« Dans les faits, il y a des rapports de force »
Published on
A l'occasion du sommet UE-Afrique, CaféBabel a rencontré Hilaire Soulama, conseiller diplomatique de la présidence du Burkina Faso. Il décrit une relation ambigüe avec l'Europe, où les intérêts comptent un peu plus que les idéaux.
cafébabel : Les relations entre l'Union européenne et le Burkina Faso sont-elles parfaitement égalitaires, ou relèvent-elles aussi du rapport de force ?
Hilaire Soulama : Les discours et les textes officiels font de plus en plus référence à cette égalité entre pays européens et africains. Dans les faits, comme dans toute négociation internationale, il y a des rapports de forces. Ainsi, si les pays européens nous versent des Fonds européen de développement, c'est uniquement en imposant des conditions [en matière de respect des droits de l'homme, notamment, ndlr].
cafébabel : L'UE et-elle un partenaire important, pour le Burkina Faso ?
Hilaire Soulama : Pour le Burkina Faso comme pour l'Afrique, c'est un partenaire très important sur les plans économique et politique. Au point de vue économique, l'UE nous apporte beaucoup, par les échanges commerciaux et par le Fonds européen de développement [658 millions d'euros de 2007 à 2013, ndlr]. Elle possède aussi des technologies et une expérience qui nous intéressent.
Sur le plan politique, nous partageons une exigence de paix et de stabilité dans la région africaine. Cela se voit à travers les opérations de maintien de la paix engagées par l'UE au Mali et en Centrafrique.
cafébabel : Y'a-t-il des points de divergence, au niveau diplomatique ?
Hilaire Soulama : Oui, bien sûr. Le réchauffement climatique en est un. L'Afrique est victime de ce bouleversement, dont elle n'est pas responsable. Et nous trouvons que les pays européens ne s'investissent pas suffisamment dans la lutte contre ce phénomène.
cafébabel : Vous parlez beaucoup de ce que l'Europe peut faire pour l'Afrique. Mais qu'est-ce que l'Afrique peut apporter à l'Europe ?

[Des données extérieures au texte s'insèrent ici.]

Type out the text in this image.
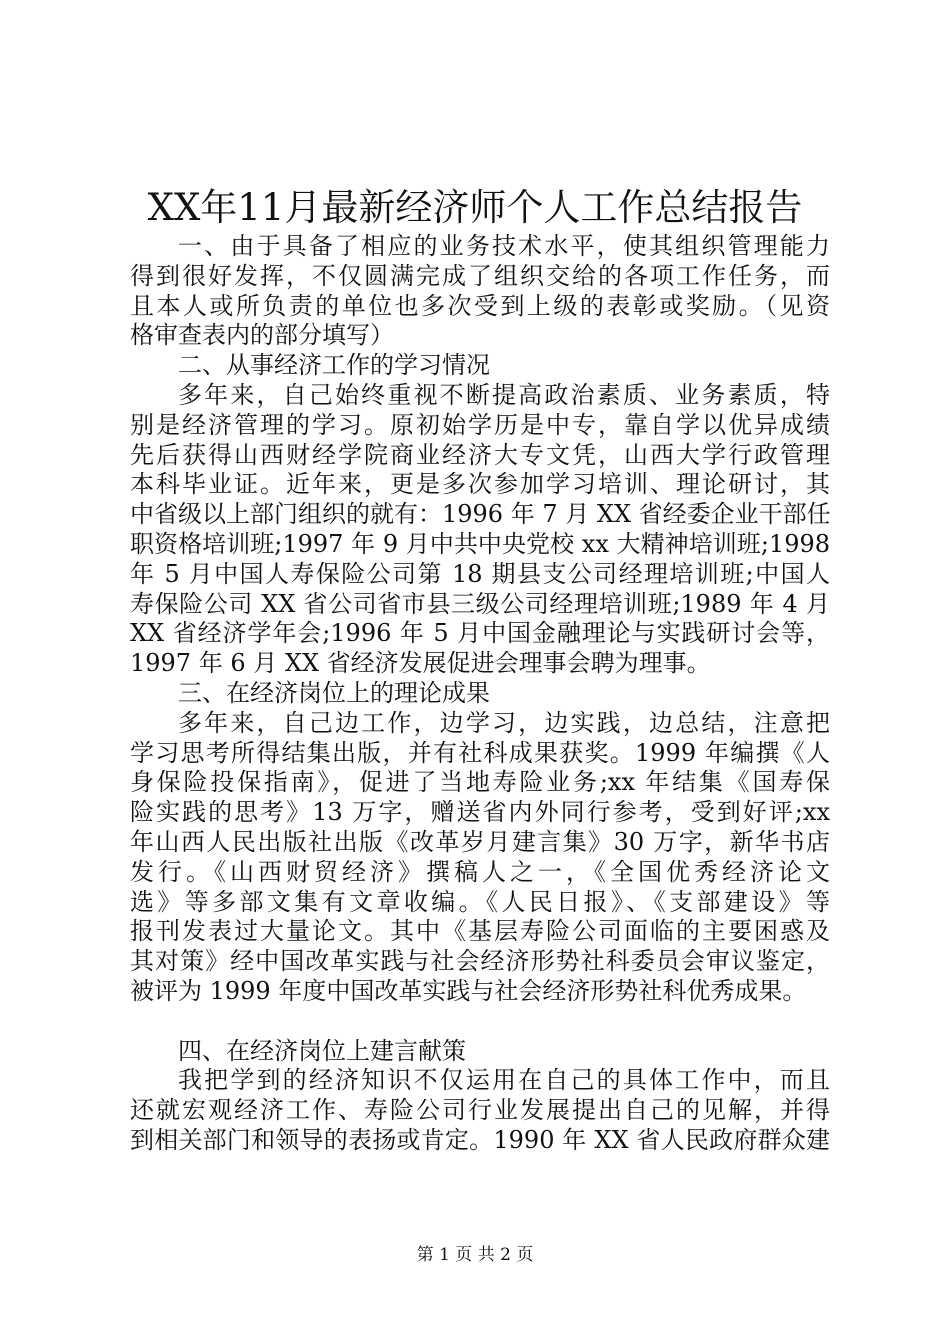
XX年11月最新经济师个人工作总结报告
一、由于具备了相应的业务技术水平，使其组织管理能力
得到很好发挥，不仅圆满完成了组织交给的各项工作任务，而
且本人或所负责的单位也多次受到上级的表彰或奖励。（见资
格审查表内的部分填写）
二、从事经济工作的学习情况
多年来，自己始终重视不断提高政治素质、业务素质，特
别是经济管理的学习。原初始学历是中专，靠自学以优异成绩
先后获得山西财经学院商业经济大专文凭，山西大学行政管理
本科毕业证。近年来，更是多次参加学习培训、理论研讨，其
中省级以上部门组织的就有：1996 年 7 月 XX 省经委企业干部任
职资格培训班;1997 年 9 月中共中央党校 xx 大精神培训班;1998
年 5 月中国人寿保险公司第 18 期县支公司经理培训班;中国人
寿保险公司 XX 省公司省市县三级公司经理培训班;1989 年 4 月
XX 省经济学年会;1996 年 5 月中国金融理论与实践研讨会等，
1997 年 6 月 XX 省经济发展促进会理事会聘为理事。
三、在经济岗位上的理论成果
多年来，自己边工作，边学习，边实践，边总结，注意把
学习思考所得结集出版，并有社科成果获奖。1999 年编撰《人
身保险投保指南》，促进了当地寿险业务;xx 年结集《国寿保
险实践的思考》13 万字，赠送省内外同行参考，受到好评;xx
年山西人民出版社出版《改革岁月建言集》30 万字，新华书店
发行。《山西财贸经济》撰稿人之一，《全国优秀经济论文
选》等多部文集有文章收编。《人民日报》、《支部建设》等
报刊发表过大量论文。其中《基层寿险公司面临的主要困惑及
其对策》经中国改革实践与社会经济形势社科委员会审议鉴定，
被评为 1999 年度中国改革实践与社会经济形势社科优秀成果。
四、在经济岗位上建言献策
我把学到的经济知识不仅运用在自己的具体工作中，而且
还就宏观经济工作、寿险公司行业发展提出自己的见解，并得
到相关部门和领导的表扬或肯定。1990 年 XX 省人民政府群众建
第 1 页 共 2 页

Hilaire Soulama : L'UE est pleine crise économique, elle a donc besoin du marché africain et des matières premières de ce continent. Elle a été très présente chez nous, puis nous a délaissée pour d'autres partenaires, notamment en Europe de l'Est. Entre-temps, d'autres pays, comme la Chine ou l'Inde, sont venus investir chez nous, et l'UE aura du mal à les supplanter.
cafébabel : En matière de démocratie et de droits de l'homme, l'UE est-elle un modèle pour le Burkina ? [son président actuel, Blaise Compaoré, est arrivé au pouvoir en 1987, suite à un coup d'Etat. Il a été réélu quatre fois dans des conditions contestées, ndlr]
Hilaire Soulama : L'Europe est un modèle, au sens où elle a voulu proclamer et réaliser très tôt les idéaux de la démocratie et des droits de l'homme. Pour le reste, ce n'est que mon opinion, mais je pense que les pays européens ne sont pas forcément exemplaires. De plus, je trove que leurs critiques à l'égard des pays africains sont très ciblées : ils font des reproches à certains pays, mais ne disent rien à ceux dont les matières premières les intéressent.
Tous propos recueillis par Jean Comte, à Bruxelles.